When the ruling sysadmin was quietly, bloodlessly deposed,
Atilla got promoted to the position. He installed Windows NT
Server. His personality changed. The smiles and offers of vital
organs vanished. Atilla became bitter, arrogant, grumpy,
intolerant, curt, and sarcastic. He put on some weight.
Normally I'd be concerned if someone manifested so radical a
personality change. I'd take up a collection for an MRI scan at
a private hospital in Buffalo. One has to move quickly when you
suspect a brain tumor. But I had seen Atilla's symptoms before.
He was acting like a sysadmin. Any normal sysadmin. It's part
of the job.
When you understand the psychology, motivations, and
environment of sysadmins, a radical change in personality isn't
all that surprising. If Atilla had not changed personalities,
I'd have been worried.
Understanding, caring for, and, yes, occasionally feeding your
company's sysadmin can produce dramatic improvements in the
quality of your job. Do you really think your computer gets
upgrade or serviced on some schedule approved by management?

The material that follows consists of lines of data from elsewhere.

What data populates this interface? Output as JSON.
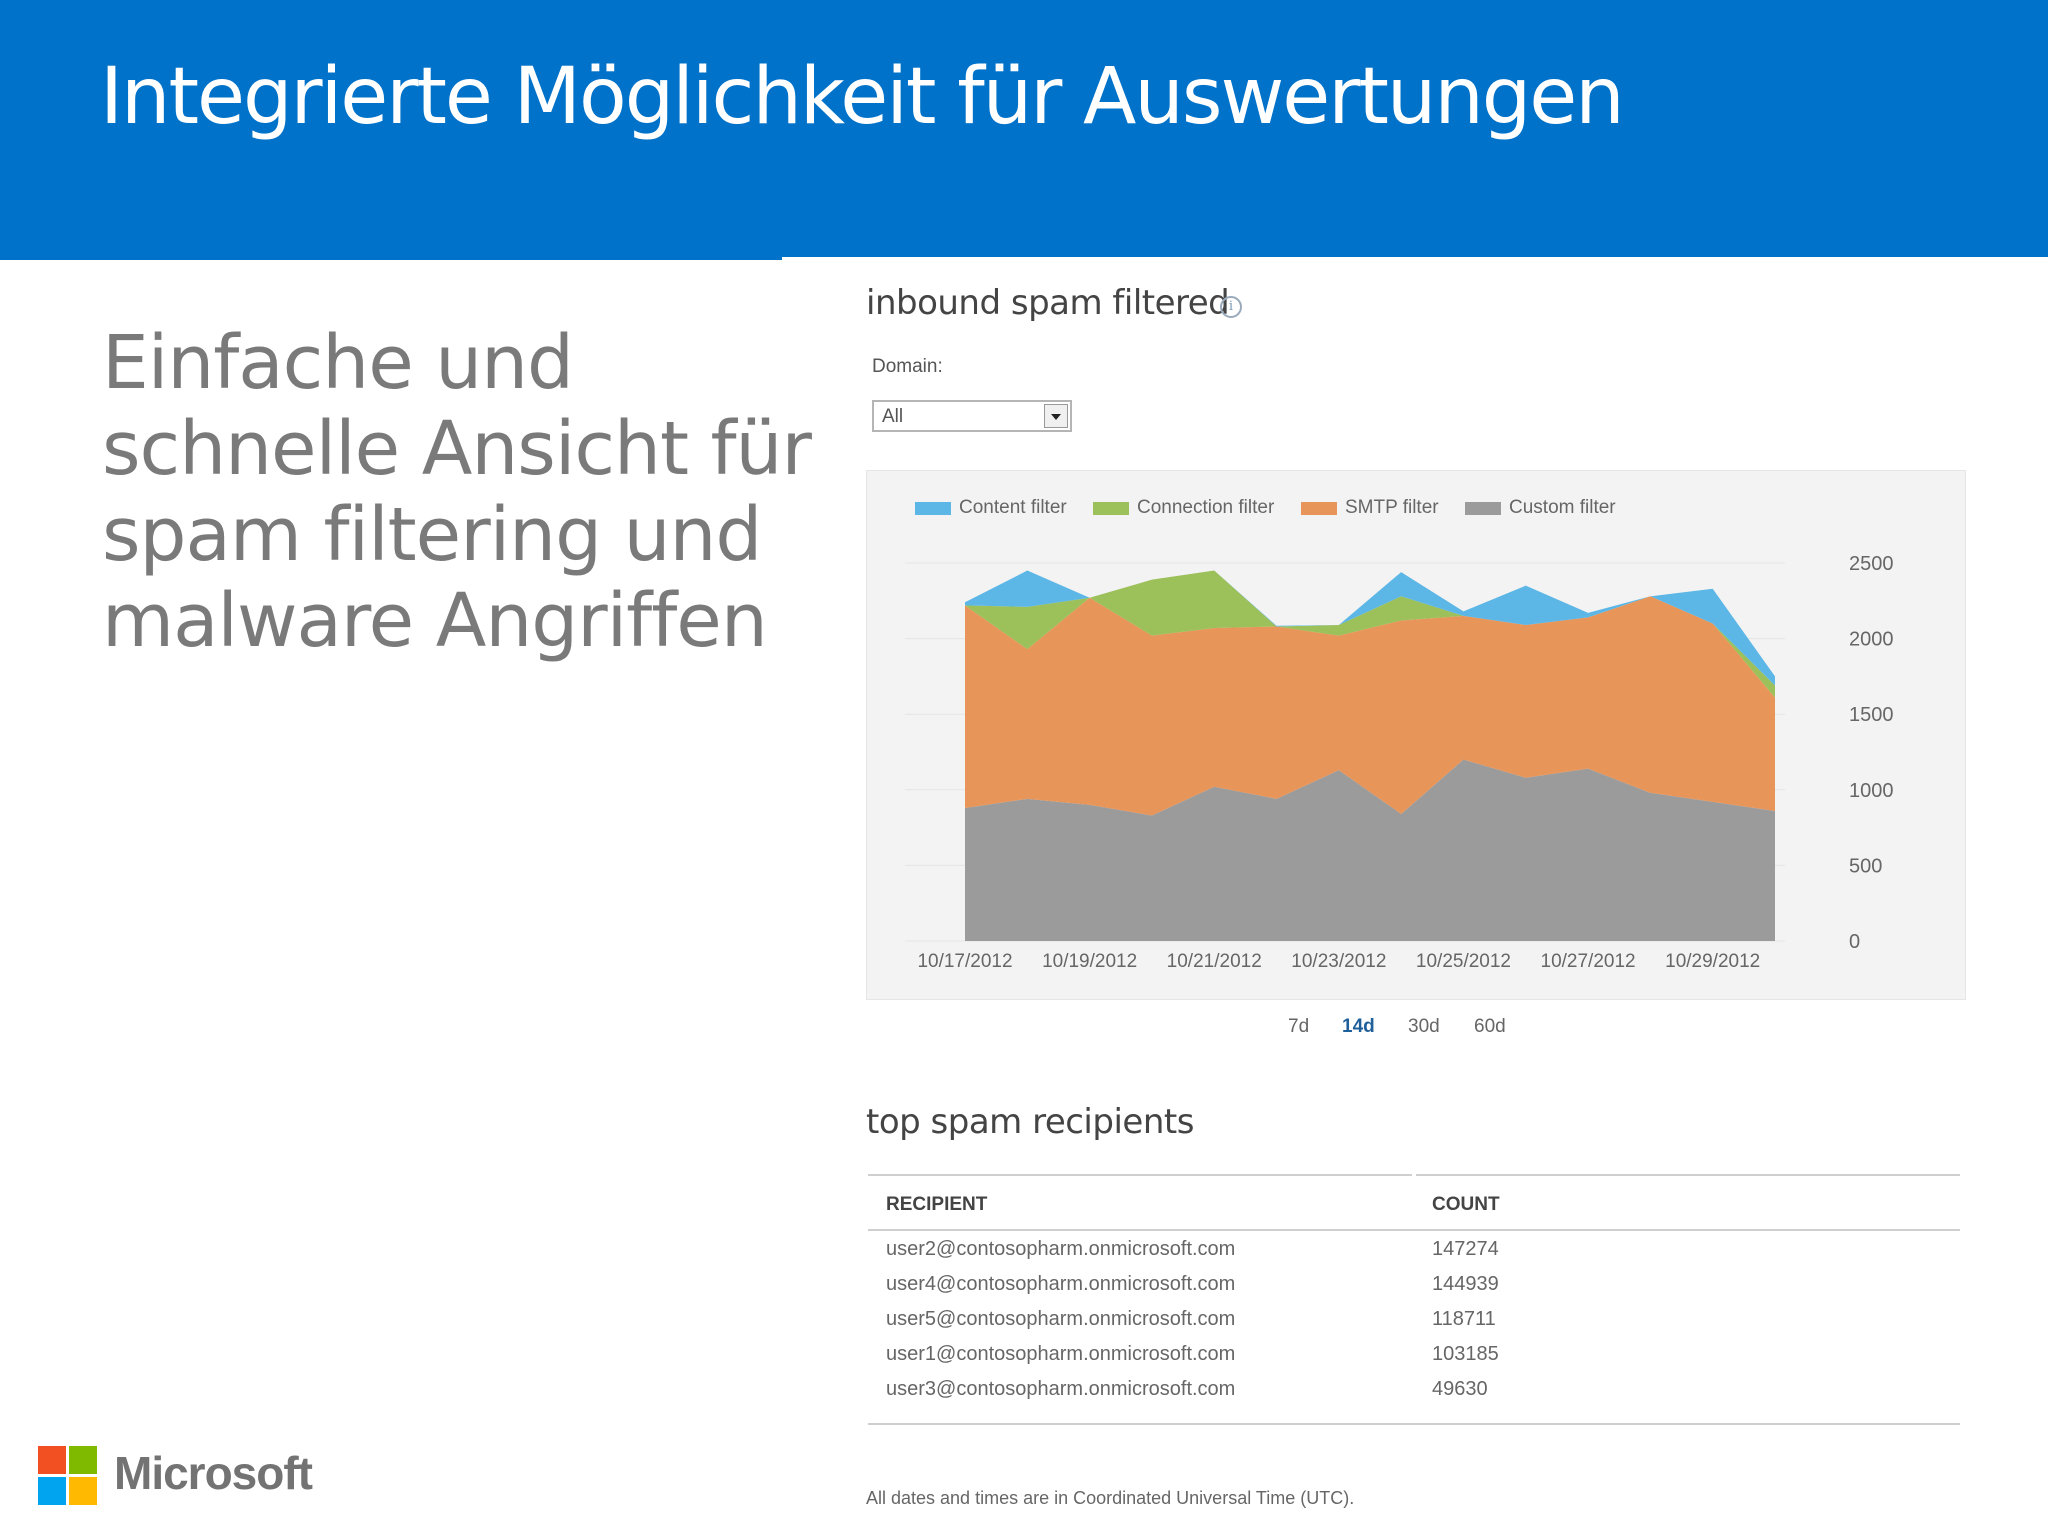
{
  "slide": {
    "title": "Integrierte Möglichkeit für Auswertungen",
    "subtitle_lines": [
      "Einfache und",
      "schnelle Ansicht für",
      "spam filtering und",
      "malware Angriffen"
    ],
    "brand": "Microsoft",
    "colors": {
      "banner": "#0172c9",
      "subtitle": "#7a7a7a"
    }
  },
  "panel": {
    "title": "inbound spam filtered",
    "info_icon": "info-icon",
    "domain_label": "Domain:",
    "domain_value": "All"
  },
  "time_ranges": [
    {
      "label": "7d",
      "active": false
    },
    {
      "label": "14d",
      "active": true
    },
    {
      "label": "30d",
      "active": false
    },
    {
      "label": "60d",
      "active": false
    }
  ],
  "chart_data": {
    "type": "area",
    "stacked": true,
    "grid": true,
    "legend_position": "top-left",
    "y_axis_position": "right",
    "ylim": [
      0,
      2500
    ],
    "yticks": [
      0,
      500,
      1000,
      1500,
      2000,
      2500
    ],
    "x": [
      "10/17/2012",
      "10/18/2012",
      "10/19/2012",
      "10/20/2012",
      "10/21/2012",
      "10/22/2012",
      "10/23/2012",
      "10/24/2012",
      "10/25/2012",
      "10/26/2012",
      "10/27/2012",
      "10/28/2012",
      "10/29/2012",
      "10/30/2012"
    ],
    "xtick_labels": [
      "10/17/2012",
      "10/19/2012",
      "10/21/2012",
      "10/23/2012",
      "10/25/2012",
      "10/27/2012",
      "10/29/2012"
    ],
    "series": [
      {
        "name": "Custom filter",
        "color": "#9b9b9b",
        "values": [
          880,
          940,
          900,
          830,
          1020,
          940,
          1130,
          840,
          1200,
          1080,
          1140,
          980,
          920,
          860
        ]
      },
      {
        "name": "SMTP filter",
        "color": "#e8955a",
        "values": [
          1340,
          990,
          1370,
          1190,
          1050,
          1140,
          890,
          1280,
          950,
          1010,
          1000,
          1300,
          1180,
          750
        ]
      },
      {
        "name": "Connection filter",
        "color": "#9cc05a",
        "values": [
          0,
          280,
          0,
          370,
          380,
          0,
          70,
          160,
          0,
          0,
          0,
          0,
          0,
          80
        ]
      },
      {
        "name": "Content filter",
        "color": "#5cb6e6",
        "values": [
          20,
          240,
          0,
          0,
          0,
          5,
          0,
          160,
          30,
          260,
          30,
          0,
          230,
          60
        ]
      }
    ]
  },
  "recipients": {
    "title": "top spam recipients",
    "headers": [
      "RECIPIENT",
      "COUNT"
    ],
    "rows": [
      [
        "user2@contosopharm.onmicrosoft.com",
        "147274"
      ],
      [
        "user4@contosopharm.onmicrosoft.com",
        "144939"
      ],
      [
        "user5@contosopharm.onmicrosoft.com",
        "118711"
      ],
      [
        "user1@contosopharm.onmicrosoft.com",
        "103185"
      ],
      [
        "user3@contosopharm.onmicrosoft.com",
        "49630"
      ]
    ]
  },
  "footnote": "All dates and times are in Coordinated Universal Time (UTC)."
}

Sometimes. Other times, your sysadmin will have nice bits of
surreptitiously purchased hardware in a drawer that he could
install in your system... if it was worth his time.
You see?
Don't over do it. Sysadmins can spot a simple lickspittle. Boot
lickers are held in lower contempt than the average "luser."
Luser is the less-than-affectionate term used for users. Lusers
have problems. Lots of them. But eventually a luser gets around
to helping a sysadmin diagnose the source of a problem. A user
that acts like are no problems is simply trying to hide a
problem or, worse, trying to fix **it** on his or her own.
Sysadmins actually get excited when they're able solve a
problem based on the disjointed ramblings of a mindless luser.
In much the same way Freemasons try to trace their origins back
to ancient temple builders, the Secret Society of Sysadmins
traces shared ancestry back to priests at the Oracle at Delphi.
As a luser ("Hi, my name is Karl. I'm a luser."), understand
your sysadmin will never truly be happy. The best you can do is
keep him from going postal or giving your 20" monitor to a VP.
No matter how much time you devote to listening to him complain
about management, his lousy pay and hours, and the other
lusers, he will never be your friend. Sysadmins have no time
for friends. Don't feel sorry for him, however. He likely has
pet or a sailboat. That's all he truly needs in Real Life.
The most important thing you can do for a sysadmin is never
intimate that any Microsoft product serves a purpose other than
to make life difficult.
The Usenet newsgroup alt.sysadmin.recovery is a good place to
figure out what sysadmins really hate (you) and what they
really like (command-line interfaces). The group's FAQ is
maintained at csel.cs.colorado.edu/~crosby/asr. Much collected
wisdom can be found at www.xnet.com/~raven/Sysadmin.html. The
Tech Tales web site (www.techtales.com/techroom.html) can help
you understand why sysadmins hate lusers so much.
When you begin to empathizing with your sysadmin's suffering,
you'll get some real work done. Don't offer him **advice**,
however. Act like you are part of the evil machinery that works
to make his life difficult and your only hope of salvation is
his deep knowledge of networks, hardware, and how Microsoft
could have done it right if he was Bill Gates.